Thad Kesters, 44, a registered Republican who works for a video production company, said he voted for Greathouse because “My in-laws are farmers, and he’s a farmer.” Geologist Ray Daniel, 63, a registered Democrat, said he chose Greathouse because “I’ve known him and his family along time, and I trust the man.”

Taylor said before the election that some of his major concerns on Fiscal Court will be working on the Weisenberger Mill Bridge replacement (a state project) and flooding on Williams Lane, as well as addressing traffic issues in downtown Versailles in ways that do not increase traffic on Midway Road, US 62.

He said other priorities will be maintaining an economy that preserves the county’s roots in its agricultural community, improving Midway’s relationship with the rest of the county, and increasing transparency and accessibility of county government by live-streaming Fiscal Court meetings and creating an online portal for citizens to report and track road problems and repairs.

Taylor will succeed Linda Popp, whom he defeated in the May primary. “I think that a lot of folks are really excited about what we’re going to do to move forward in the community,” Taylor said.

Mayor coasts to re-election, credits accomplishments

Vandegrift spoke at his Aug. 14 campaign kickoff.
By Hannah Woosley
University of Kentucky School of Journalism and Media

Mayor Grayson Vandegrift won a second term as mayor of Midway with 588 votes over his challenger and School Board Chair Ambrose Wilson IV, who got 239 votes.

After his 71 percent win, Vandegrift said he thinks Midway residents re-elected him because he showed he had a “very inclusive administration” that has accomplished a lot.

“We brought in so many new jobs and all of a sudden our economic future went from . . . uncertain, and now it’s clear our economic path is set for the future,” he said. “Also, the work we did around town on our parks, our infrastructure, our storm and sewer work.”

Vandegrift announced his candidacy for a second term more than a year before the election, in October 2017. Wilson, 67, entered the race on the Aug. 14 filing deadline, and stressed his experience in business and state government.

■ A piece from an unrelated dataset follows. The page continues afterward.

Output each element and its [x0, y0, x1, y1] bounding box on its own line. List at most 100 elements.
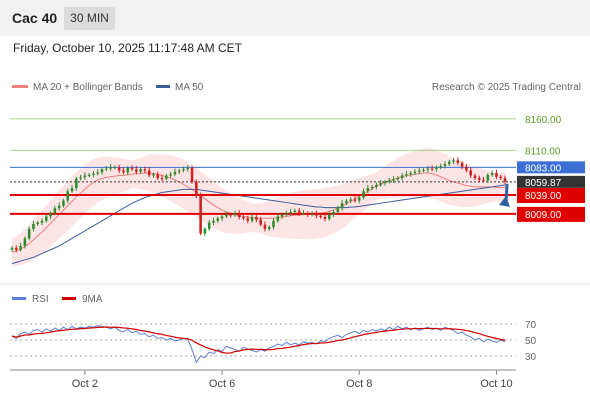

In an interview, Wilson said he thinks the future of Midway is bright. “I congratulate Grayson on his victory and I look forward to working with him and the new city council in any way I can,” he said. “I look forward to helping in any way I can to move Midway forward.”

Vandegrift said he thinks people were happy with his first four-year term. “Now I look forward to trying to do even better the next four years,” he said.

The mayor said his hard work and conversations with residents helped, ending with his second city-wide canvass on Nov. 3. “I knocked on every door in town again,” he said.

That sort of attention pleased Melissa Wilson, 46, who is disabled. "Vandegrift came to the house, addressing concerning topics such as updates to the cemetery and speed limit," she said.

Generally, most voters interviewed at the polling place said they saw no reason to change mayors.

“I thought he did all right,” said retiree Sharon Staff, 67. “I’ve got no complaints.”

Justice Heltzel, who lives across from Northside Elementary School, the polling place, said after he voted, “The mayor has done a lot of good stuff since we moved here two years ago, and he’s been very personable, and every time you see him out, he says ‘hello’ and I feel like that’s really important.”

Information for this story was also gathered by UK journalism student Thomas Franconia.